Aspirin has some very common well known uses. It can be used to treat pain, fever, and inflammation. When an injury or illness occurs, substances are released in the body causing these symptoms. Aspirin works by stopping these substances, therefore controlling the symptoms.

Susie's husband is also a fan of aspirin. Last year, he experienced chest pain and was told he had a mild heart attack. His doctor advised him to take an aspirin daily to help prevent another heart attack.

The body has different processes to protect it, one of which is blood clots. If you cut yourself, your body works to stop the bleeding by forming a blood clot, which can be lifesaving. Sometimes however, blood clots will form and cause life-threatening conditions. If a clot forms and travels to the heart, it can cause a heart attack, or if the clot travels to the brain, it can cause a stroke.

Platelets are in the blood and help to form clots.
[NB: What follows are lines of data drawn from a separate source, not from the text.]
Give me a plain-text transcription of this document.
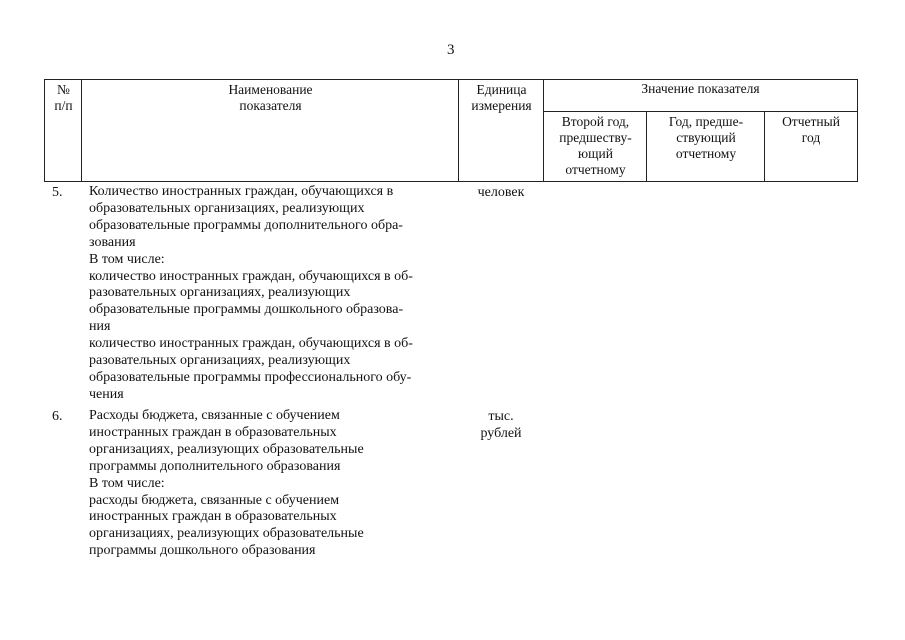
3
№
п/п
Наименование
показателя
Единица
измерения
Значение показателя
Второй год,
предшеству-
ющий
отчетному
Год, предше-
ствующий
отчетному
Отчетный
год
5. Количество иностранных граждан, обучающихся в
образовательных организациях, реализующих
образовательные программы дополнительного обра-
зования
В том числе:
количество иностранных граждан, обучающихся в об-
разовательных организациях, реализующих
образовательные программы дошкольного образова-
ния
количество иностранных граждан, обучающихся в об-
разовательных организациях, реализующих
образовательные программы профессионального обу-
чения
человек
6. Расходы бюджета, связанные с обучением
иностранных граждан в образовательных
организациях, реализующих образовательные
программы дополнительного образования
В том числе:
расходы бюджета, связанные с обучением
иностранных граждан в образовательных
организациях, реализующих образовательные
программы дошкольного образования
тыс.
рублей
Aspirin works as a blood thinner by preventing the platelets from forming a clot. If your doctor feels you're at risk for a heart attack or stroke, he or she may advise you to take aspirin regularly to decrease your risk.

Aspirin has many other uses that may not be as common. If you have a bug bite, wet your skin and rub an aspirin over the bite to help relieve inflammation. Add a few tablets of aspirin to water to make a paste and use it as a face mask to improve your complexion. If you have a vase of fresh-cut flowers, add an aspirin to the water to help the flowers last longer. If your blonde hair turns green when you go swimming, dissolve several tablets of aspirin in water and rub them into your hair to counteract the effects from the chlorine.

You may be thinking this truly is a wonder drug, but like any drug, there are risks and side effects to be aware of. Let's look at the contraindications to taking aspirin next.

Aspirin Contraindications

Susie's husband has been taking his daily aspirin as advised by his doctor. He has had increased stress related to his heart attack last year and now changes at his job. He has been drinking a whiskey and coke each night after work. Over the last week, he has been feeling more tired than usual and has had black tarry stools. He sees his doctor and is told he is bleeding in his stomach.